Observed to expected opioid prescribing rate. State-level variation in the opioid prescribing rate for knee arthroscopies among patients who were opioid-naïve. The median state-level prescribing rate during these years was 72%. The observed prescribed rate is displayed within each state. States with higher-than-expected prescribing rates based on covariates are highlighted in red and those with lower-than-expected prescribing rates are shown in blue. Expected prescribing rate was adjusted for casemix with age, sex, procedure type, race, ethnicity, education, household income, comorbidities and year, using multivariate logistic regression.

New research from Texas A&M University and the University of Pennsylvania on opioid prescribing practices across the country after outpatient knee surgeries found that prescription strength and number of tablets is prescribed highest in Oklahoma and lowest in Vermont.

The study led by Benjamin Ukert, PhD, assistant professor in the Health Policy and Management department at the Texas A&M University School of Public Health, along with colleagues from the University of Pennsylvania, analyzed the rates and dosages of opioid prescriptions after arthroscopic knee surgery from January 2015 to June 2019. The researchers used data on health insurance claims from a large national private health insurer that operates in all 50 states and insures 7.5 million people each year.

Higher prescription rates were found in Arizona, Washington State, Ohio, Utah and others, with lower rates in Texas, South and North Dakota and largely along the east and west coasts.

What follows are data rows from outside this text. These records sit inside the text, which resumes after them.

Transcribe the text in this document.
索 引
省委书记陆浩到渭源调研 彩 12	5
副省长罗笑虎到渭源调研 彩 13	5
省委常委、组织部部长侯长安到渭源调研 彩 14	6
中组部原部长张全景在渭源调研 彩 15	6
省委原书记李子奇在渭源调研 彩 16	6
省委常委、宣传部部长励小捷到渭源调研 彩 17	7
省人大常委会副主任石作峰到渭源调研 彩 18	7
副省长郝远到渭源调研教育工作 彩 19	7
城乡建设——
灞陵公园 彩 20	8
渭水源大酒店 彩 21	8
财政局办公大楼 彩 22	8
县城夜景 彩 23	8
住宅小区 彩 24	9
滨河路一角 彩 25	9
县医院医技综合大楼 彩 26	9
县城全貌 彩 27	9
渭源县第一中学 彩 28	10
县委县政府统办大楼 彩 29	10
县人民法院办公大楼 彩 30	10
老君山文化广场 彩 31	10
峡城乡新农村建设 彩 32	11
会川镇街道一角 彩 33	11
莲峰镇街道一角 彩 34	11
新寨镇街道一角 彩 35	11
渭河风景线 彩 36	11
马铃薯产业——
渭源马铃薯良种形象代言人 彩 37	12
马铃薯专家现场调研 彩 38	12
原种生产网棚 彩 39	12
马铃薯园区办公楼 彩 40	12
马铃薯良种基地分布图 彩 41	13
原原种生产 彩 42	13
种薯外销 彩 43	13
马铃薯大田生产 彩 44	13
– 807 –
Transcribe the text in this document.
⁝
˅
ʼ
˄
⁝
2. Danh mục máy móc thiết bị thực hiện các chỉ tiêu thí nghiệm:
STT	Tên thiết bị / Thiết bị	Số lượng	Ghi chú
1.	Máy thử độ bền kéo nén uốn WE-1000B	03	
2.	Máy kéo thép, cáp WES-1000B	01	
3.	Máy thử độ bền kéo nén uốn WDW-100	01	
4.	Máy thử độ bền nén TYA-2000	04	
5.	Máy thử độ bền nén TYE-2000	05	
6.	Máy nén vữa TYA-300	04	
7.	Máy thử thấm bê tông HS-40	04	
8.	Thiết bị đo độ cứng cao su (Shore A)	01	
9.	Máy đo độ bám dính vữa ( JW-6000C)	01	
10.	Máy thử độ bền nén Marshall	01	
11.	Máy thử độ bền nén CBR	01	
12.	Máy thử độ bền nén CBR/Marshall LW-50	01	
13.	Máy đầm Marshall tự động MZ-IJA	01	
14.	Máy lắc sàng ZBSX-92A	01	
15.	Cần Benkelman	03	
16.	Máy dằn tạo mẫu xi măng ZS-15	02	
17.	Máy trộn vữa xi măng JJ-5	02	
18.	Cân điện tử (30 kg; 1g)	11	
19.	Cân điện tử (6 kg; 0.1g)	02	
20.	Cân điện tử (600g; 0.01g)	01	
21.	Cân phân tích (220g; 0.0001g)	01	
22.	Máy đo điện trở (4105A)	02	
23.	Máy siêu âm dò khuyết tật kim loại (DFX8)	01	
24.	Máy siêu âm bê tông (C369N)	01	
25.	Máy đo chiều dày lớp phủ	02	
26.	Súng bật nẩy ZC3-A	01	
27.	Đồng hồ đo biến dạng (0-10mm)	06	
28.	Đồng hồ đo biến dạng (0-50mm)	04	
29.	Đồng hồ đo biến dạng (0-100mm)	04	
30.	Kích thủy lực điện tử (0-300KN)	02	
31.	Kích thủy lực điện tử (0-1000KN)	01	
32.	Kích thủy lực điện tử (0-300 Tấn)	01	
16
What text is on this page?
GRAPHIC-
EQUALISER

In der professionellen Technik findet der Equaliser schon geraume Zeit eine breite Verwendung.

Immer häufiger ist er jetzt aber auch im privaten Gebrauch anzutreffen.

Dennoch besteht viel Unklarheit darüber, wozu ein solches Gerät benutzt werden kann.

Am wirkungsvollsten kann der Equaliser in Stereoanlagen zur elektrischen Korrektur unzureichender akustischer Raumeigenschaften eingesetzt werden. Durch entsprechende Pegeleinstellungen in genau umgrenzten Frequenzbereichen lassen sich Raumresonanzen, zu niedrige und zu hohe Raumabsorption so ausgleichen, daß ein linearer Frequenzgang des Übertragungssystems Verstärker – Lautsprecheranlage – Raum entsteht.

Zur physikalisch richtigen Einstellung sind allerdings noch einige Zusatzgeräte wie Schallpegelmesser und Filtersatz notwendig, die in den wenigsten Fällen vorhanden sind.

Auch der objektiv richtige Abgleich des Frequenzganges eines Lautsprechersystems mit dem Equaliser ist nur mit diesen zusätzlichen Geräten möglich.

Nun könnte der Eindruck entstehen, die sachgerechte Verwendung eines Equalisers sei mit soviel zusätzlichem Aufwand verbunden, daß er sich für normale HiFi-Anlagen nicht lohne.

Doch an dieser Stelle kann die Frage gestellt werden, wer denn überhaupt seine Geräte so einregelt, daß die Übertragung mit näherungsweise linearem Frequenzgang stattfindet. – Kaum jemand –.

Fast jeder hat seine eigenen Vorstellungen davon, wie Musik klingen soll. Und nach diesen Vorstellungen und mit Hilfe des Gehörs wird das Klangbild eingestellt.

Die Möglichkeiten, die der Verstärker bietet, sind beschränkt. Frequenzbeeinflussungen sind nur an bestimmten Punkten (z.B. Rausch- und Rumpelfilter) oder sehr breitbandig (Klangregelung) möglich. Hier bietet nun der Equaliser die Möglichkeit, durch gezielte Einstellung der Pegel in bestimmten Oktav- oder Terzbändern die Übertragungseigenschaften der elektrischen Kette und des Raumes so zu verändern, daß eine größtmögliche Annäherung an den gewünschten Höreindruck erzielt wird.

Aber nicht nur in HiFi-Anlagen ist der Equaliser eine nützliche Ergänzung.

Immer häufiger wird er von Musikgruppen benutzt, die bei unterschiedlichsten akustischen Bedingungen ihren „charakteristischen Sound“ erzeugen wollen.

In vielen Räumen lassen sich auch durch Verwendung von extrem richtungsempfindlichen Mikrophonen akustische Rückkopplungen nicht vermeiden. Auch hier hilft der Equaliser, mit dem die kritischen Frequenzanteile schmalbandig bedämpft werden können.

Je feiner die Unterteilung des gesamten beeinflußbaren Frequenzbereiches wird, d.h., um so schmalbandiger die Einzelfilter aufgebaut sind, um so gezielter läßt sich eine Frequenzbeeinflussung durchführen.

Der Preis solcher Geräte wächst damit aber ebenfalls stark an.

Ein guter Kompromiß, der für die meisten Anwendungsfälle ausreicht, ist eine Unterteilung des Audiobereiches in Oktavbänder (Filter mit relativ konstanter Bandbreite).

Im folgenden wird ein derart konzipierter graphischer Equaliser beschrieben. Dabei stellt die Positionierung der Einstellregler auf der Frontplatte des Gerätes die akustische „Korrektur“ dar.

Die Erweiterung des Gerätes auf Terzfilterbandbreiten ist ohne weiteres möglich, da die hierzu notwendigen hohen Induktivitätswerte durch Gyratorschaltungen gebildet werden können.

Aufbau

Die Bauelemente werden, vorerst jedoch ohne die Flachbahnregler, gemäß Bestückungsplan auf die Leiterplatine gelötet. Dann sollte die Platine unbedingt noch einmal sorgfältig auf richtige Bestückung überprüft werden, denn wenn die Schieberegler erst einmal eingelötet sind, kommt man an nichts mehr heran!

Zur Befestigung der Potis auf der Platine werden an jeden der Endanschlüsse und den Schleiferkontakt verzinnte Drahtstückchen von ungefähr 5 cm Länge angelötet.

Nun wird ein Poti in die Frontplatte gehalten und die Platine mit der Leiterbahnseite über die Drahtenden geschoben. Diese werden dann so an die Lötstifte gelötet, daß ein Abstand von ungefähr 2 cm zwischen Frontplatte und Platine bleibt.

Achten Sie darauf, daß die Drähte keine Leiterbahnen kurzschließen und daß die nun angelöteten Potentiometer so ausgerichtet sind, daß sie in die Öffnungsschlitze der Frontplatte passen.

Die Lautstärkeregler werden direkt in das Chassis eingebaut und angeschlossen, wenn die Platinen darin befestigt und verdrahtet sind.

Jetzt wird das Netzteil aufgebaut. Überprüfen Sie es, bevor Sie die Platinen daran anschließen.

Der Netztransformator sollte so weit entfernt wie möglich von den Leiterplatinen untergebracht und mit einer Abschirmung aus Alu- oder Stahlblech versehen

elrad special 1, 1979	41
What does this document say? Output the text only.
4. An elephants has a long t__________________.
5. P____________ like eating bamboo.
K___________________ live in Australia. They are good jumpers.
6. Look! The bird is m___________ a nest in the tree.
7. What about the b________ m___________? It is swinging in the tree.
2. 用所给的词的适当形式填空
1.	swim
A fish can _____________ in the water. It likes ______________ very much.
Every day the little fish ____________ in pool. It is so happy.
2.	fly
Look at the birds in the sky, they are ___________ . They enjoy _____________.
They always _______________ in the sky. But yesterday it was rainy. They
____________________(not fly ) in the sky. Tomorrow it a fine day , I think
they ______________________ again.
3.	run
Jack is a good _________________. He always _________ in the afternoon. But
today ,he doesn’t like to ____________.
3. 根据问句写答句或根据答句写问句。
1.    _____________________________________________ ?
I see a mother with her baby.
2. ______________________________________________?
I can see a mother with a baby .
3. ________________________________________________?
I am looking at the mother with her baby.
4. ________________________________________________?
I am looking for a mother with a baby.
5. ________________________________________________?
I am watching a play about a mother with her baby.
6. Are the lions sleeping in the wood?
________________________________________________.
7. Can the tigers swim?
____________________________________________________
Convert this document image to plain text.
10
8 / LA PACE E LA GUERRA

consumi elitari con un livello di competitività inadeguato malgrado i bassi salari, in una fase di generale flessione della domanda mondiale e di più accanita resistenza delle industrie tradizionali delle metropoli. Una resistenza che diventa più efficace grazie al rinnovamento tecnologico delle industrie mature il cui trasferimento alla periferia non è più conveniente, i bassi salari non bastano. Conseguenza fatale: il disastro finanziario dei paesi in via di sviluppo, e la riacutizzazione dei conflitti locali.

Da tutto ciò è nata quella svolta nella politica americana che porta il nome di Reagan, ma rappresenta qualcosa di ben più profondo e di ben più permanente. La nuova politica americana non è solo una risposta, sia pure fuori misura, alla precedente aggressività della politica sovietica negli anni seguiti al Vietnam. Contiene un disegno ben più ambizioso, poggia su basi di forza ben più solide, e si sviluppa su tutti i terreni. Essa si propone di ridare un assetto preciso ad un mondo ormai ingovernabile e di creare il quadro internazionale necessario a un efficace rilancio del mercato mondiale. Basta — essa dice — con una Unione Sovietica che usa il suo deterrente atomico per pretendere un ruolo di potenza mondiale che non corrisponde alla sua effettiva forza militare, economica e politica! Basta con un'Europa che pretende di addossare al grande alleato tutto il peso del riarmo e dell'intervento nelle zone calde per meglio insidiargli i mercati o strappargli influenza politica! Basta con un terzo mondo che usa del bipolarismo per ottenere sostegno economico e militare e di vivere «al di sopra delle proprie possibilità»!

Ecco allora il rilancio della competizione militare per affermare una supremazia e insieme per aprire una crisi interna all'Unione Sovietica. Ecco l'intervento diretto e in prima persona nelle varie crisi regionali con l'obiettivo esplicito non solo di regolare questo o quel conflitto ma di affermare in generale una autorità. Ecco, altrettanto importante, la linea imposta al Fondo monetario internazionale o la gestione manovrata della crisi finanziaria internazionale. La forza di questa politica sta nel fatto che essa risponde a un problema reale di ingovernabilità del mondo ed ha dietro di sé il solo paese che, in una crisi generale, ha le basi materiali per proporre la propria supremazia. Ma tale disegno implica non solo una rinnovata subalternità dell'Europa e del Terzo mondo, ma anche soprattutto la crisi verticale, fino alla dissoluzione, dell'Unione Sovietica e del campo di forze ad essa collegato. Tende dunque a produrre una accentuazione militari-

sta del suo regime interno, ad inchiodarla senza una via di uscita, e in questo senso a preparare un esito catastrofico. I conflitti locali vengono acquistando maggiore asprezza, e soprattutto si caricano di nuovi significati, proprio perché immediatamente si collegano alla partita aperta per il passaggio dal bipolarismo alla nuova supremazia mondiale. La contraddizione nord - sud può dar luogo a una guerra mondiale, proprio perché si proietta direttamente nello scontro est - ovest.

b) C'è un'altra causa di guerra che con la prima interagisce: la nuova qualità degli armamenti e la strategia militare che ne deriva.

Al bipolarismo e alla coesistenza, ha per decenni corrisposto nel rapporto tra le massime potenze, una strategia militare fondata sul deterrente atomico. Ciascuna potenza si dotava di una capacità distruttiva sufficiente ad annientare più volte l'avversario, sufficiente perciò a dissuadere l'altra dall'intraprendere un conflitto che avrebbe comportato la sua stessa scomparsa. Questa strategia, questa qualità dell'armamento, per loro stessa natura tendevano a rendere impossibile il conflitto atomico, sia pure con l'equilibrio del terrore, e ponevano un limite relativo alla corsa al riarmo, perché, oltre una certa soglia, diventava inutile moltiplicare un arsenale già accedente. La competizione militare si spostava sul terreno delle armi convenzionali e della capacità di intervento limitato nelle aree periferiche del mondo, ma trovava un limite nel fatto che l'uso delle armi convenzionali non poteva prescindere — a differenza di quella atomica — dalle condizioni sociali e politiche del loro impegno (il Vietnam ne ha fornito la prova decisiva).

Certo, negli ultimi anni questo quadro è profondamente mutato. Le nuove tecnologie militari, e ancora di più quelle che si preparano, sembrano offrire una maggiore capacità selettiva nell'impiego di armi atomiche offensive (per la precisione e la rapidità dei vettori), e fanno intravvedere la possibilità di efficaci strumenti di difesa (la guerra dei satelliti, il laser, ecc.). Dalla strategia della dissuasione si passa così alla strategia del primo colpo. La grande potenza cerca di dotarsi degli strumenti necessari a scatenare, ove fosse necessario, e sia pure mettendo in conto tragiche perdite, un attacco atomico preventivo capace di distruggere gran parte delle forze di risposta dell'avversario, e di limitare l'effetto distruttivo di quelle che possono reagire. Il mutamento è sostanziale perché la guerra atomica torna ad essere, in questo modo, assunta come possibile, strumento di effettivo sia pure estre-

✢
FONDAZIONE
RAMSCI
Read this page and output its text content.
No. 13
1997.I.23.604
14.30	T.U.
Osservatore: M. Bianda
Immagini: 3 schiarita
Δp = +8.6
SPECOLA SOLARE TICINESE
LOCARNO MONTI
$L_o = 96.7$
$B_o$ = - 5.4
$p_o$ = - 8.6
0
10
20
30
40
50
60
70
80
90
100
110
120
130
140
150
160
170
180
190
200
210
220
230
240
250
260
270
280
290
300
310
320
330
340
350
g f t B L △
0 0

Of interest were the number of tablets per prescription and the strength of the medication measured in morphine milligram equivalent (MME).

The researchers analyzed data on nearly 100,000 opioid knee surgery patients. They found that patients who received a prescription were more likely to be younger, male and white, to have higher income and education levels and to have undergone a more invasive procedure involving bone. Prescription data showed a wide variation in the number of tablets and MME from state to state. Vermont had the lowest median tablet quantity and MME (24.1 and 157) and Oklahoma had the highest (44.9 and 371). The Centers for Disease Control and Prevention has determined 50 MME per day as being the threshold for increased risk of opioid overdose death.

Pain should not vary from state to state, thus the wide variation in prescribing shows that there is room to adjust prescribing practices. Ukert and colleagues estimate that over 5 million MME could have been prevented from being distributed if the MME level would not have exceeded the median total MME dosage in each year.

Using practices in states with lower quantities and MME levels as a guide, it may be possible to develop prescribing guidelines that allow effective pain management while reducing the risk of opioid misuse. With better guidance, physicians can help patients manage post-surgical pain while significantly reducing the risks of opioid misuse and unintentional death.